MÜNAFIKLAR HAKKINDA (1) PDF 
Perşembe, 01 Ağustos 2024 00:00

MÜNAFIKLAR HAKKINDA (1)

Selamünaleyküm hocam Kuran-ı Kerimde itikadi açıdan münafıklar 2ye ayrılmış 1.cisi halis münafıklar. Aslında kalben inanmadığı halde diliyle Müslüman olduğunu söyleyen münafıklar. 2.cisi iman ile inkâr arasında bocalayan, kalbinde hem iman hem de nifak barındıran, iman edip etmeme hususunda kalbinde şüphe olan münafıklardır. Sorum şu halis münafıkların daha sonra bu hallerinden vazgeçip iman etme ihtimalleri var mıdır? Daha sonra tövbe edip iyi birer Müslüman haline gelen münafıkların içinde halis münafıklar da var mıdır? ...

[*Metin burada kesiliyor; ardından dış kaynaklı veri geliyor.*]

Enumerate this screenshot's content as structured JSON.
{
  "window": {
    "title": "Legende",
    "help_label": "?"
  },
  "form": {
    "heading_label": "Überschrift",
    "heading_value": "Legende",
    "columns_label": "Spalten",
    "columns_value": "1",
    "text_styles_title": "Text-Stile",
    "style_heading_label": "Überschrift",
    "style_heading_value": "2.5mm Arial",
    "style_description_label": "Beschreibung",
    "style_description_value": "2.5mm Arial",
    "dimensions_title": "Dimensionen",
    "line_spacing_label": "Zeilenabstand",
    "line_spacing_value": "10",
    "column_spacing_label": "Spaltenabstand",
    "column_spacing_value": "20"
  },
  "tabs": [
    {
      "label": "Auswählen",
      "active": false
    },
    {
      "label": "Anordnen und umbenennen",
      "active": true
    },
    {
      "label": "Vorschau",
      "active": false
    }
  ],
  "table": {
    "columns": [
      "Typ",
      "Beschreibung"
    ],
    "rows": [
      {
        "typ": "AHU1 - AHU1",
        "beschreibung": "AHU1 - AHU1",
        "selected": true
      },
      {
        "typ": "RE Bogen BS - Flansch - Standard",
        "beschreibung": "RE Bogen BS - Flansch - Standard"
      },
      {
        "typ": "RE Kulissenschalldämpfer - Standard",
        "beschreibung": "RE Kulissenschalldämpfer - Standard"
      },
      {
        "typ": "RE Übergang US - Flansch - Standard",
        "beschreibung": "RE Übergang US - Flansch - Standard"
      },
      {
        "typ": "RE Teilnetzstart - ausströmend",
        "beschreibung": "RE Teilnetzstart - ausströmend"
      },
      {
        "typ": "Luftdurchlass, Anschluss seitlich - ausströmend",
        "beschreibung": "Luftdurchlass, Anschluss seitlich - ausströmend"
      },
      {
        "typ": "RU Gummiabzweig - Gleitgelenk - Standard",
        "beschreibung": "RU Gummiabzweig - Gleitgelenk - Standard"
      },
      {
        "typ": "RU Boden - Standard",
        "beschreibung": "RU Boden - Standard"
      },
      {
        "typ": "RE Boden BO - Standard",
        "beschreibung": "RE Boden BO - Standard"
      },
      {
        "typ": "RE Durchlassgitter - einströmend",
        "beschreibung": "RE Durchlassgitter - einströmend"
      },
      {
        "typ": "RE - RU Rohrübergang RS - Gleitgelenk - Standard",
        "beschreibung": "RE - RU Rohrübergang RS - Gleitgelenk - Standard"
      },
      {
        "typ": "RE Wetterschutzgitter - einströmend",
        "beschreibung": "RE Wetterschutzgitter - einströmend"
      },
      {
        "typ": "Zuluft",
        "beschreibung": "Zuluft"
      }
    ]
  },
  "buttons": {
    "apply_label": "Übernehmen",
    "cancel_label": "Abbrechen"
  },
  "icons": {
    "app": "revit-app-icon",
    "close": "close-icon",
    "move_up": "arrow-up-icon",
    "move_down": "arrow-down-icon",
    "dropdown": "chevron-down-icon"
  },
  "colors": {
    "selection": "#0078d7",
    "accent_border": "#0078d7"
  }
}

Cevap: Hiç kimsenin akibeti hakkında kesin hüküm verilemez. Kur’an gerçek münafıklar değil de kalblerinde kuşku taşıyan, sağa sola yalpalayan kimselere halis münafık demez, onlara kalblerinde hastalık bulunanlar der. Onlar içinde sonradan halis iman sahibi olanlar olduğu gibi nifakları artmış olanlar da vardır. İşte Kur’ân, böylelerini şöyle tanımlamaktadır:

“8- İnsanlardan öyleleri de vardır ki, inanmadıkları halde "Allah’a ve âhiret gününe inandık" derler.

9- Allah’ı ve mü’minleri aldatmağa çalışırlar, hâlbuki yalnız kendilerini aldatırlar da farkında olmazlar.

10- Onların kalblerinde hastalık vardır. Allah da hastalıklarını artırmıştır. Yalan söylemelerinden ötürü onlara acı bir azâb vardır.

11- Onlara: "Yeryüzünde bozgunculuk yapmayın," dendiği zaman: "Biz sadece düzelticileriz," derler.

12- İyi bilin ki, onlar bozgunculardır; fakat anlamazlar.”

13- Onlara: "İnsanların inandıkları gibi siz de inanın" dense, "O beyinsizlerin inandığı gibi inanır mıyız?" derler. İyi bilin ki, asıl beyinsizler kendileridir; fakat bilmezler.

14- İnanmış olanlara rastladıkları zaman; "İnandık," derler. Fakat şeytânlarıyla yalnız kaldıkları zaman; "Biz sizinle beraberiz, biz sadece (onlarla) alay ediyoruz," derler.

15- Allah da kendileriyle alay eder ve onları bırakır; taşkınlıkları içinde bocalayıp dururlar.

16- İşte onlar o kimselerdir ki, hidâyet karşılığında sapıklığı satın aldılar da ticaretleri kâr etmedi, doğru yolu da bulamadılar.” (Bakara: 8-16)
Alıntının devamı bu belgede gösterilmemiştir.